Table of Contents

HTTP headers

HTTP response headers allow you to instruct how the browser should behave when handling data. The HTTP headers below provide extra protection layers to mitigate vulnerabilities (e.g. cross-site scripting, clickjacking, information disclosure, etc.).

Server Header

The Server header describes the software used by the web server handling the request. This may allow attackers to gain insight into the version or type of the web server.

To remove the Server header in IIS, create an outbound rewrite rule that removes the value for the Server header.

To create the outbound rewrite rule:

  1. Open IIS Manager.

  2. In the Connections pane on the left, select Default Web Site.

  3. In the middle pane, double-click URL Rewrite.

  4. In the Actions pane on the right, click Add Rule(s).

  5. Under Outbound rules, select Blank rule, and click OK.

  6. In the Match pane, set Matching scope to Server Variable.

  7. Set the Variable name to RESPONSE_SERVER

  8. Set the Regular Expressions pattern to .*.

  9. Leave the Action type set to Rewrite and leave the Value field empty.

  10. In the Actions pane, click Apply.

  11. Restart IIS

Alternatively, you can add the following XML in the <system.webServer> element of C:\Skyline DataMiner\Webpages\web.config and then restart IIS:

<rewrite>
  <outboundRules rewriteBeforeCache="true">
    <rule name="Remove Server header">
      <match serverVariable="RESPONSE_SERVER" pattern=".*" />
      <action type="Rewrite" value="" />
    </rule>
  </outboundRules>
</rewrite>

X-Powered-By

The X-Powered-By header describes technologies in the web server. Threat actors could gain valuable knowledge because of this.

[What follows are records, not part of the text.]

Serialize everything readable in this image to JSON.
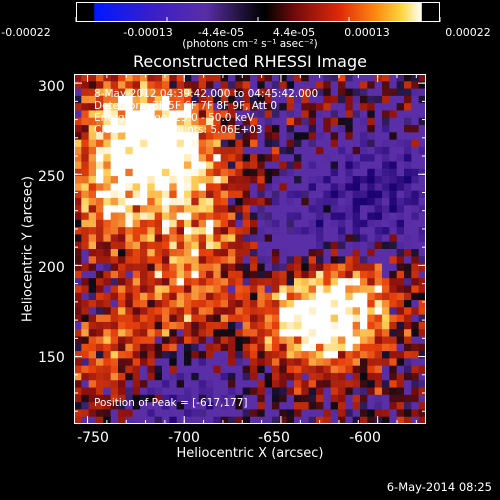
{
  "colorbar": {
    "ticks": [
      "-0.00022",
      "-0.00013",
      "-4.4e-05",
      "4.4e-05",
      "0.00013",
      "0.00022"
    ],
    "units": "(photons cm⁻² s⁻¹ asec⁻²)"
  },
  "chart_data": {
    "type": "heatmap",
    "title": "Reconstructed RHESSI Image",
    "xlabel": "Heliocentric X (arcsec)",
    "ylabel": "Heliocentric Y (arcsec)",
    "xlim": [
      -757,
      -575
    ],
    "ylim": [
      113,
      305
    ],
    "xticks": [
      "-750",
      "-700",
      "-650",
      "-600"
    ],
    "yticks": [
      "150",
      "200",
      "250",
      "300"
    ],
    "colorscale_range": [
      -0.00022,
      0.00022
    ],
    "colors": {
      "negative_deep": "#1a0070",
      "negative": "#5a2ea6",
      "zero": "#0a0a14",
      "low": "#8a0f0f",
      "mid": "#e8420c",
      "high": "#ffd25a",
      "peak": "#ffffff"
    },
    "peak_position": [
      -617,
      177
    ],
    "bright_regions": [
      {
        "center": [
          -706,
          262
        ],
        "level": 0.95
      },
      {
        "center": [
          -727,
          280
        ],
        "level": 0.8
      },
      {
        "center": [
          -738,
          236
        ],
        "level": 0.7
      },
      {
        "center": [
          -690,
          220
        ],
        "level": 0.6
      },
      {
        "center": [
          -617,
          177
        ],
        "level": 1.0
      },
      {
        "center": [
          -640,
          170
        ],
        "level": 0.75
      },
      {
        "center": [
          -738,
          150
        ],
        "level": 0.55
      },
      {
        "center": [
          -700,
          180
        ],
        "level": 0.5
      }
    ],
    "negative_regions": [
      {
        "center": [
          -600,
          240
        ],
        "level": 0.8
      },
      {
        "center": [
          -700,
          130
        ],
        "level": 0.5
      },
      {
        "center": [
          -645,
          215
        ],
        "level": 0.45
      }
    ],
    "annotations": [
      "8-May-2012 04:39:42.000 to 04:45:42.000",
      "Detectors: 3F 5F 6F 7F 8F 9F, Att 0",
      "Energy Range: 25.0 - 50.0 keV",
      "Clean     Total counts: 5.06E+03",
      "Position of Peak = [-617,177]"
    ]
  },
  "footer": "6-May-2014 08:25"
}
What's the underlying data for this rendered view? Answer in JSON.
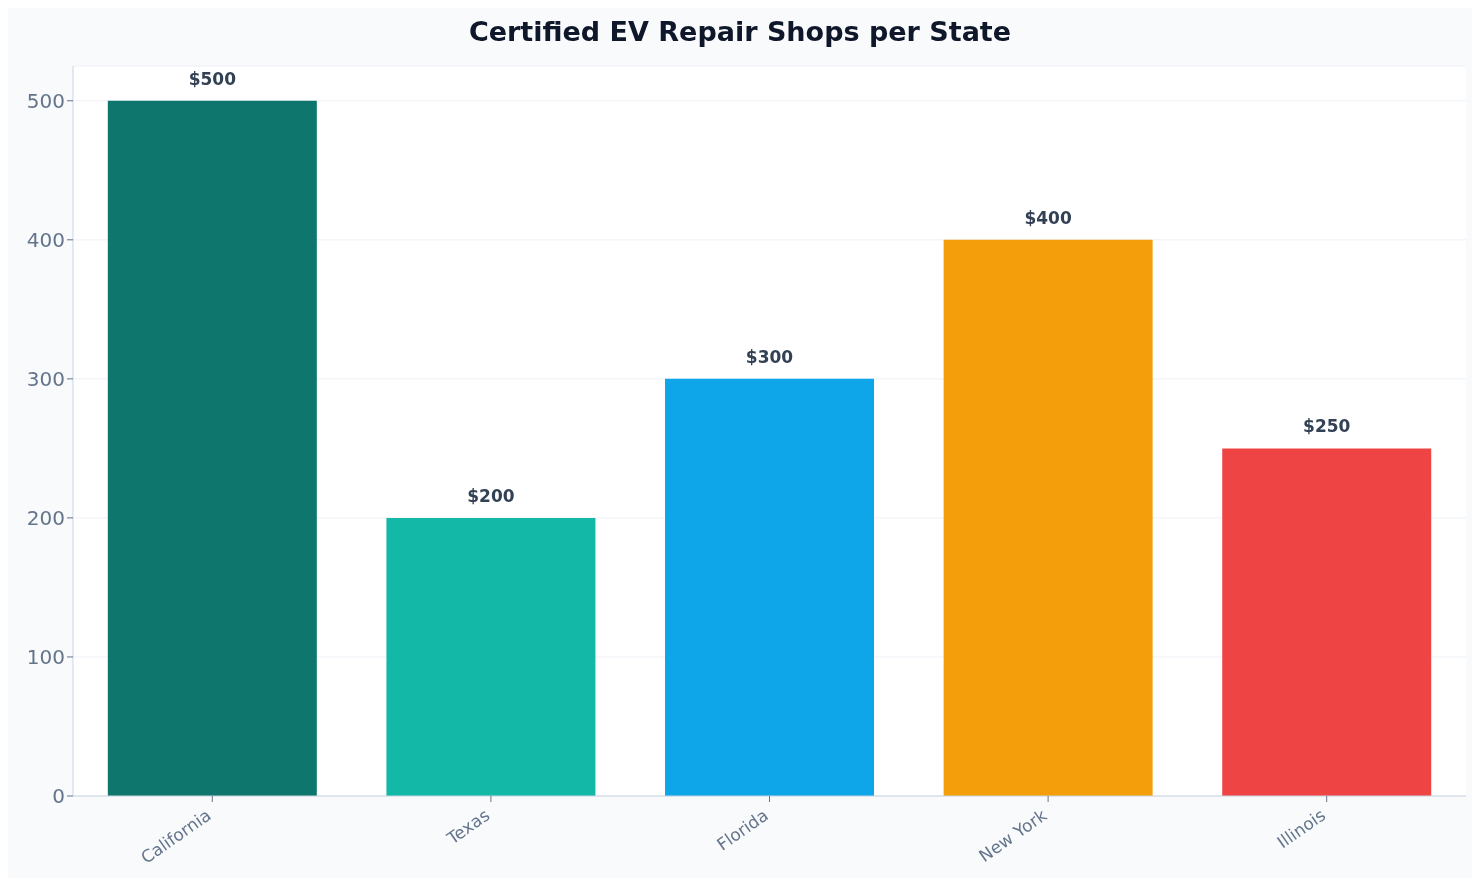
{
  "chart_data": {
    "type": "bar",
    "title": "Certified EV Repair Shops per State",
    "categories": [
      "California",
      "Texas",
      "Florida",
      "New York",
      "Illinois"
    ],
    "values": [
      500,
      200,
      300,
      400,
      250
    ],
    "colors": [
      "#0f766e",
      "#14b8a6",
      "#0ea5e9",
      "#f59e0b",
      "#ef4444"
    ],
    "value_labels": [
      "$500",
      "$200",
      "$300",
      "$400",
      "$250"
    ],
    "ylim": [
      0,
      525
    ],
    "yticks": [
      0,
      100,
      200,
      300,
      400,
      500
    ],
    "grid": "y"
  }
}
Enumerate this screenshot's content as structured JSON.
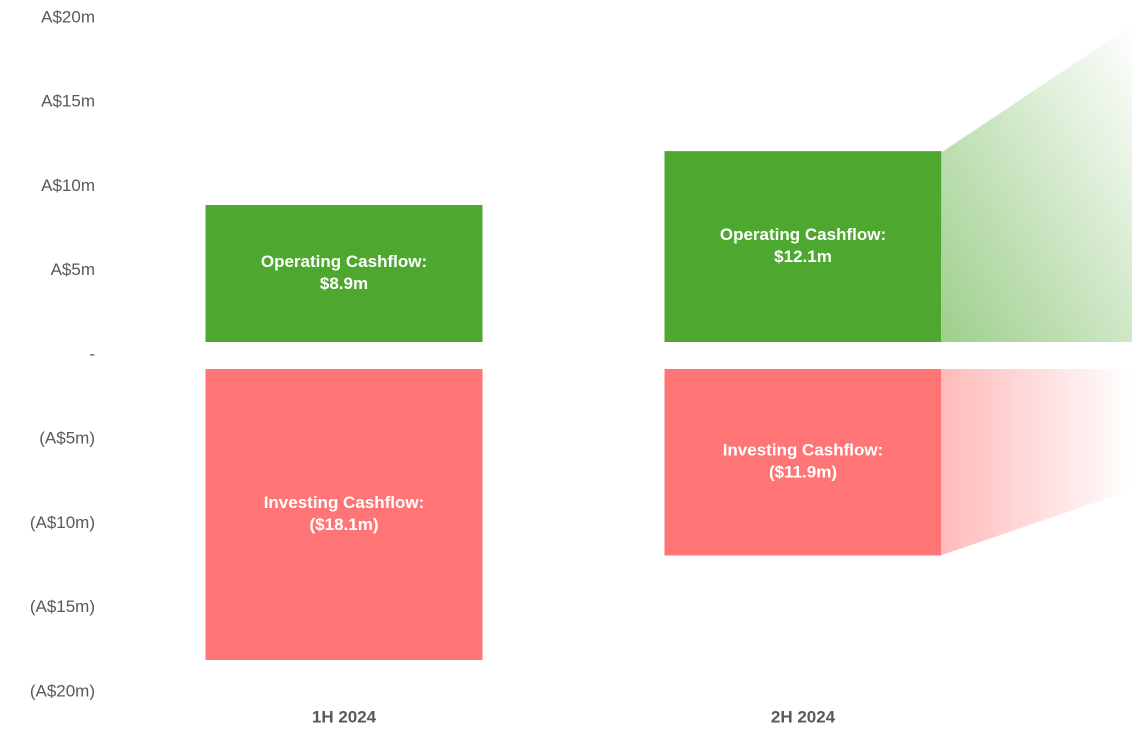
{
  "chart_data": {
    "type": "bar",
    "categories": [
      "1H 2024",
      "2H 2024"
    ],
    "series": [
      {
        "name": "Operating Cashflow:",
        "color": "#4ea72e",
        "values": [
          8.9,
          12.1
        ],
        "value_labels": [
          "$8.9m",
          "$12.1m"
        ]
      },
      {
        "name": "Investing Cashflow:",
        "color": "#ff7575",
        "values": [
          -18.1,
          -11.9
        ],
        "value_labels": [
          "($18.1m)",
          "($11.9m)"
        ]
      }
    ],
    "ylim": [
      -20,
      20
    ],
    "yticks": [
      {
        "value": 20,
        "label": "A$20m"
      },
      {
        "value": 15,
        "label": "A$15m"
      },
      {
        "value": 10,
        "label": "A$10m"
      },
      {
        "value": 5,
        "label": "A$5m"
      },
      {
        "value": 0,
        "label": "-"
      },
      {
        "value": -5,
        "label": "(A$5m)"
      },
      {
        "value": -10,
        "label": "(A$10m)"
      },
      {
        "value": -15,
        "label": "(A$15m)"
      },
      {
        "value": -20,
        "label": "(A$20m)"
      }
    ]
  }
}
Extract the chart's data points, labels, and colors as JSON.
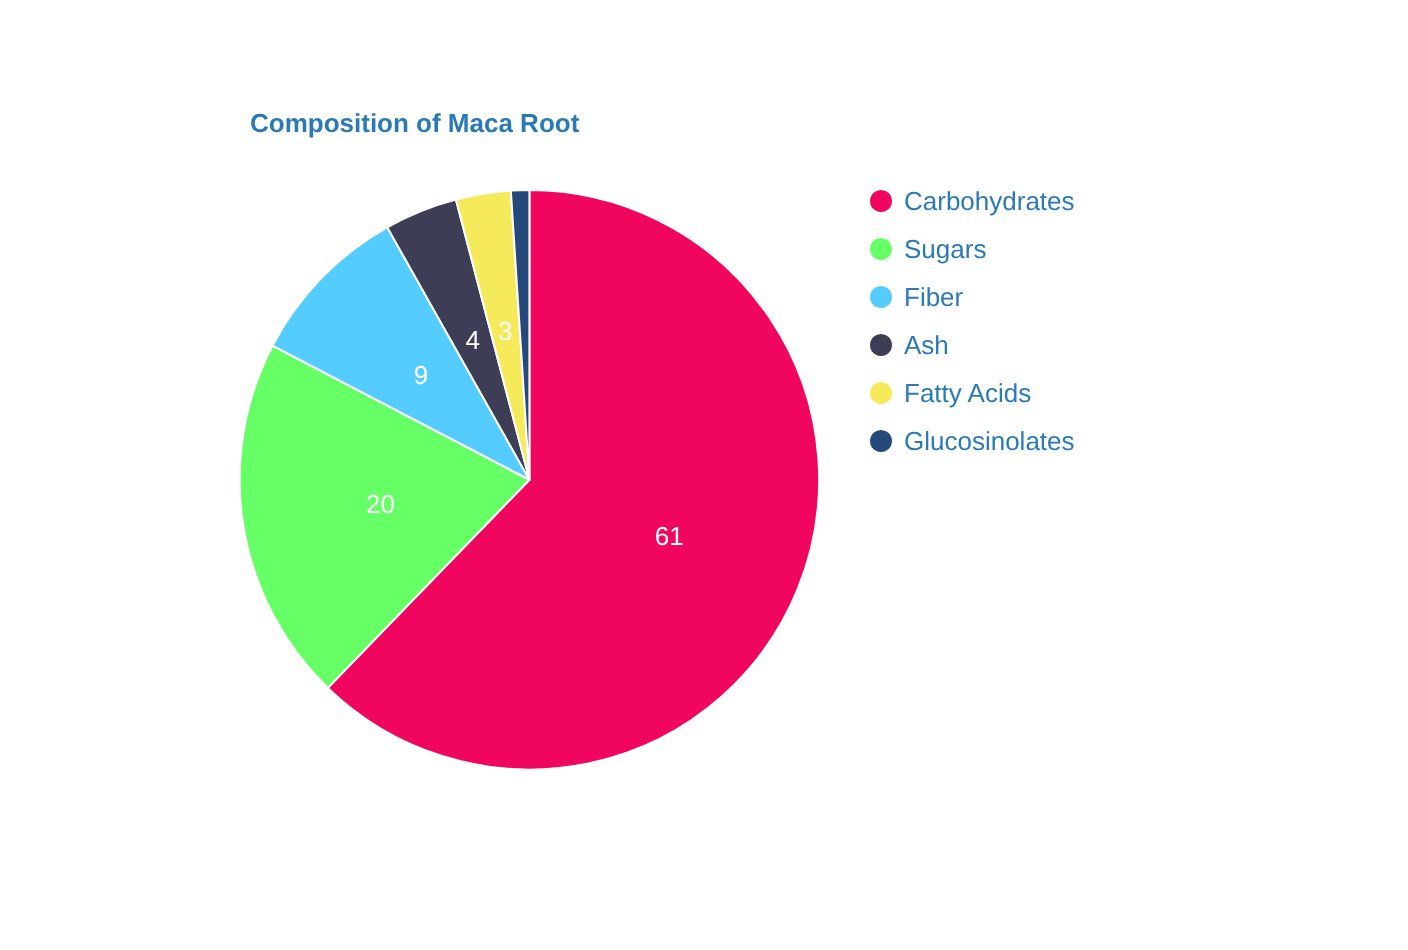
{
  "chart_data": {
    "type": "pie",
    "title": "Composition of Maca Root",
    "categories": [
      "Carbohydrates",
      "Sugars",
      "Fiber",
      "Ash",
      "Fatty Acids",
      "Glucosinolates"
    ],
    "values": [
      61,
      20,
      9,
      4,
      3,
      1
    ],
    "value_labels": [
      "61",
      "20",
      "9",
      "4",
      "3",
      null
    ],
    "colors": [
      "#f0055f",
      "#66ff66",
      "#55ccff",
      "#3d3d55",
      "#f5ea5a",
      "#24497a"
    ],
    "legend": "top right"
  }
}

To remove the X-Powered-By response header:

  1. Open IIS Manager.

  2. In the Connections pane, select the web server by clicking the server name.

  3. In the middle pane, double-click HTTP Reponse Headers.

  4. Select X-Powered-By, and click Remove in the Actions pane.

  5. Click Yes when asked to confirm the removal.

HSTS - Strict Transport Security

To bypass TLS encryption on websites served over HTTPS, attackers can use SSL stripping. To mitigate this type of attack, set the Strict-Transport-Security (HSTS) response header. This will instruct the browser to always load DataMiner over HTTPS.

To enable Strict Transport Security:

  1. Open IIS Manager.

  2. In the Connections pane on the left, expand the top node and Sites node until you see Default Web Site.

  3. Right click Default Web Site and select Manage Website > Advanced settings.

  4. Under Behavior, expand HSTS.

  5. Set Enabled to True.

  6. Set IncludeSubDomains to True.

  7. Set Max-Age to 31536000 seconds (i.e. 1 year).

  8. Optionally, set Preload to True.

  9. Optionally, set Redirect Http to Https to True

  10. Click OK.

Tip

For information about HSTS, see HSTS Cheat Sheet.